> it's shitty, but somehow I find all my adrenaline
>expended on the Chief Justice being openly ok with torturing people,
>and that seeming to pass with much less comment.
>
>I just don't morally multitask well, I guess.
Here's something to cheer you up then. Although it is a bit of a worry that it is considered "extraordinary" for a judge to demand that an accused not be tortured.
Bill Bartlett Bracknell Tas
ABC News http://www.abc.net.au/news/stories/2008/03/24/2197271.htm
Judge threatens to bail terrorism suspects
A Victorian Supreme Court judge has warned that he will consider releasing 12 terrorism suspects on bail unless the state's Corrective Services department changes the conditions under which they are being held.
In his extraordinary judgement, Justice Bernard Bongiorno demanded drastic changes to the way the men are being held.
"The accused are currently being subjected to an unfair trial. The removal of the source of unfairness in this trial requires either that the accused's conditions of incarceration be drastically altered, or that they be released on bail," he said.
The men have been held in a maximum security prison over 60 kilometres south-west of Melbourne for more than two years and are held in their cells for up to 23 hours a day.
When court is sitting they are woken up before 6:00am and offered breakfast, before being strip-searched.

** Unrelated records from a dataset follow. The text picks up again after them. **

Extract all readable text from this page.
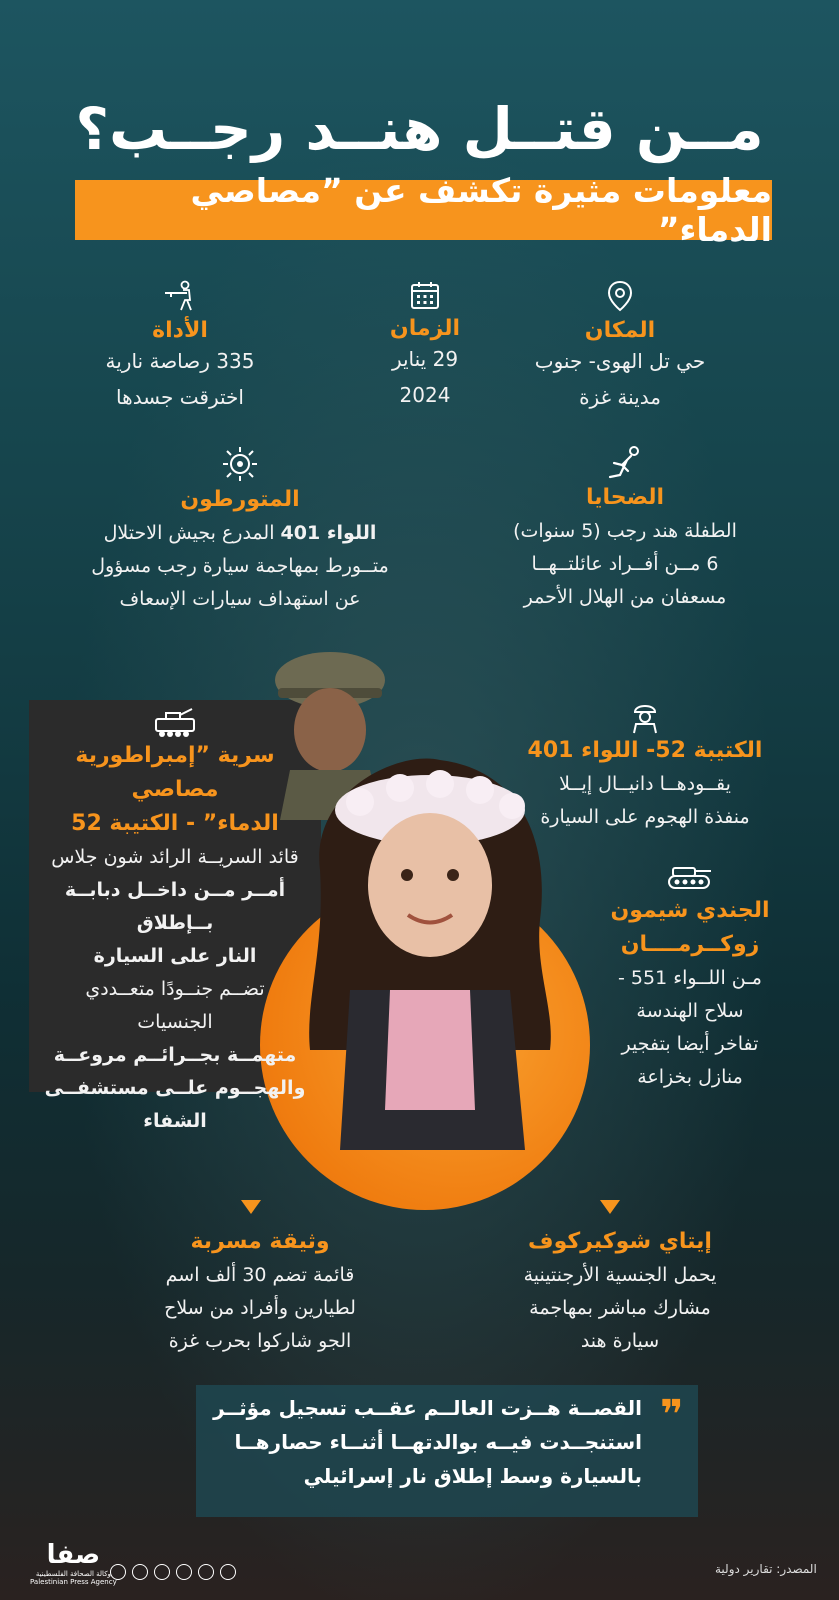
مــن قتــل هنــد رجــب؟
معلومات مثيرة تكشف عن ”مصاصي الدماء”
المكان
حي تل الهوى- جنوب
مدينة غزة
الزمان
29 يناير
2024
الأداة
335 رصاصة نارية
اخترقت جسدها
الضحايا
الطفلة هند رجب (5 سنوات)
6 مــن أفــراد عائلتــهــا
مسعفان من الهلال الأحمر
المتورطون
اللواء 401 المدرع بجيش الاحتلال
متــورط بمهاجمة سيارة رجب مسؤول
عن استهداف سيارات الإسعاف
سرية ”إمبراطورية مصاصي
الدماء” - الكتيبة 52
قائد السريــة الرائد شون جلاس
أمــر مــن داخــل دبابــة بــإطلاق
النار على السيارة
تضــم جنــودًا متعــددي
الجنسيات
متهمــة بجــرائــم مروعــة
والهجــوم علــى مستشفــى
الشفاء
الكتيبة 52- اللواء 401
يقــودهــا دانيــال إيــلا
منفذة الهجوم على السيارة
الجندي شيمون
زوكــرمــــان
مـن اللــواء 551 -
سلاح الهندسة
تفاخر أيضا بتفجير
منازل بخزاعة
إيتاي شوكيركوف
يحمل الجنسية الأرجنتينية
مشارك مباشر بمهاجمة
سيارة هند
وثيقة مسربة
قائمة تضم 30 ألف اسم
لطيارين وأفراد من سلاح
الجو شاركوا بحرب غزة
القصــة هــزت العالــم عقــب تسجيل مؤثــر
استنجــدت فيــه بوالدتهــا أثنــاء حصارهــا
بالسيارة وسط إطلاق نار إسرائيلي
❞
المصدر: تقارير دولية
صفا
وكالة الصحافة الفلسطينية
Palestinian Press Agency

Their hands and feet are shackled to their waists as they are loaded into a windowless prison van for a 90-minute trip to Melbourne.
On their return, they are subject to another strip search.
Justice Bongiorno wants the suspects to be transferred to a prison in the city, freed from the shackles and strip searches, and to have at least 10 hours out of their cells when court is not sitting.
He has given Corrections Victoria a week to respond to his request.